Roberto de Leão – Entre elas, cito a valorização profissional, um financiamento que seja realmente capaz de superar as dificuldades econômicas da educação pública, e uma gestão democrática. Educação é algo caro, realmente, mas o Estado precisa garantir esse investimento, que é um direito de todos. Algumas iniciativas já estão dando certo, como a questão do programa nacional de formação para professores, pois oferece aos docentes uma formação mais adequada. Há também o projeto de capacitação de funcionários de escola, um dos mais pedidos quando os municípios assinam o convênio do Plano de Desenvolvimento  da Educação - PDE com o governo federal.

IHU On-Line – O MEC planeja trocar as 12 matérias curriculares do ensino médio por quatro áreas temáticas. Como o senhor vê essa questão?
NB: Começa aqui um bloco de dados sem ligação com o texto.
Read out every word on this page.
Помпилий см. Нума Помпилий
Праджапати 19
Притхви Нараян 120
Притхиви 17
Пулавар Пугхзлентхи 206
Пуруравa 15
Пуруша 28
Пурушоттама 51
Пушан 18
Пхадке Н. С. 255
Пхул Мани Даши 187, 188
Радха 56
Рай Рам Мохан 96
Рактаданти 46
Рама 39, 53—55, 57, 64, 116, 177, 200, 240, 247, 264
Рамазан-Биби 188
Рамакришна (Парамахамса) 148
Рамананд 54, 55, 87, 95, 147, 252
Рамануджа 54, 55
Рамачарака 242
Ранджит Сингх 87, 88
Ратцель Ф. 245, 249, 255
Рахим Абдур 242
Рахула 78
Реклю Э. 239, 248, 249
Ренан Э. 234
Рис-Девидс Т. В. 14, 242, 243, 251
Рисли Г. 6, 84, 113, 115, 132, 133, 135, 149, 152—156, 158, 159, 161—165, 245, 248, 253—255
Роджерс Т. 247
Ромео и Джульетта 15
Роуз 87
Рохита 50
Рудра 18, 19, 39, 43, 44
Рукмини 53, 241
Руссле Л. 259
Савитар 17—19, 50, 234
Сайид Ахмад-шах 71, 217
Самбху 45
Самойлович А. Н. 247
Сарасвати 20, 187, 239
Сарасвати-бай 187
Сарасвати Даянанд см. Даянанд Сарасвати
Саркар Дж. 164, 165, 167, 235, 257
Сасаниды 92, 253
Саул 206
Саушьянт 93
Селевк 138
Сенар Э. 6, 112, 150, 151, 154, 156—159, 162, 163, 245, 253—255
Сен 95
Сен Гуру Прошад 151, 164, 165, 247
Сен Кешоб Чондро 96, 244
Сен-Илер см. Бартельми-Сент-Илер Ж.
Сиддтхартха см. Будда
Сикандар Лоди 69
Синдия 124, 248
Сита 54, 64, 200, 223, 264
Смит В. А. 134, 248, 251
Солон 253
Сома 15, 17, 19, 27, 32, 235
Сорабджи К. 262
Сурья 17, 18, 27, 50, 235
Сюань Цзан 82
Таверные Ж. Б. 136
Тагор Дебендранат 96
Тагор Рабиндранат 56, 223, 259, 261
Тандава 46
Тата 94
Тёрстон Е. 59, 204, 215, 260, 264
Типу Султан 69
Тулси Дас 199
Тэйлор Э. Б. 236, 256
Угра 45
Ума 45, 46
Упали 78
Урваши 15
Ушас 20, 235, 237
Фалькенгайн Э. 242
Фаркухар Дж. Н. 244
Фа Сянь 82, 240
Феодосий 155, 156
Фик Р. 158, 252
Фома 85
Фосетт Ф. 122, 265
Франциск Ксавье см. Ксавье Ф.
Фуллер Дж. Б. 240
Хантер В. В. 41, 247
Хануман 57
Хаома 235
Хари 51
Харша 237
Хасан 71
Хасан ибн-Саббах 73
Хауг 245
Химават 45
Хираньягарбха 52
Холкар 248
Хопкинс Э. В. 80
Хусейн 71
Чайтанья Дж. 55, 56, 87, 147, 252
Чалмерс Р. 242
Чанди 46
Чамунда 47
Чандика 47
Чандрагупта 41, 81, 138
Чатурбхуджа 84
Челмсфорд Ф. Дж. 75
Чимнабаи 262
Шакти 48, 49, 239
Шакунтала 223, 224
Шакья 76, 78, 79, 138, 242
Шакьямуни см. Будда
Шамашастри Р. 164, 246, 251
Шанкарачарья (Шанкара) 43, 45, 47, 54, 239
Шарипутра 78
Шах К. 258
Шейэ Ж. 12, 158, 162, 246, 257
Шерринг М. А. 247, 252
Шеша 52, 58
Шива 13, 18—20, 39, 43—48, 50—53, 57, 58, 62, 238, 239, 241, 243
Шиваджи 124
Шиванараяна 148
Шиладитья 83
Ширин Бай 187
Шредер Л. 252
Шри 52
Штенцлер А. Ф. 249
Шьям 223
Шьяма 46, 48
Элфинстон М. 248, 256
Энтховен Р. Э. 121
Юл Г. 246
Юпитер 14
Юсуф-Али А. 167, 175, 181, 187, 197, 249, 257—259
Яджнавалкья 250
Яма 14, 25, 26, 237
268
Roberto de Leão – Do ponto de vista da tese, acho interessante. Mas é preciso que se avalie também que há seres humanos, trabalhadores que atuam na organização do ensino médio do jeito que ele se constitui hoje. Não adianta simplesmente eu ter uma ideia e oferecê-la, sem pensar em quem vai trabalhar nesse novo projeto. Também temos que pensar nos profissionais que atuam no formato que está em vigor e como eles vão ficar daqui para a frente. Não podemos aceitar que essas mudanças gerem desempregos. É uma proposta que merece muito debate sobre sua implementação, pois é preciso fazer uma grande reflexão sobre o ensino médio.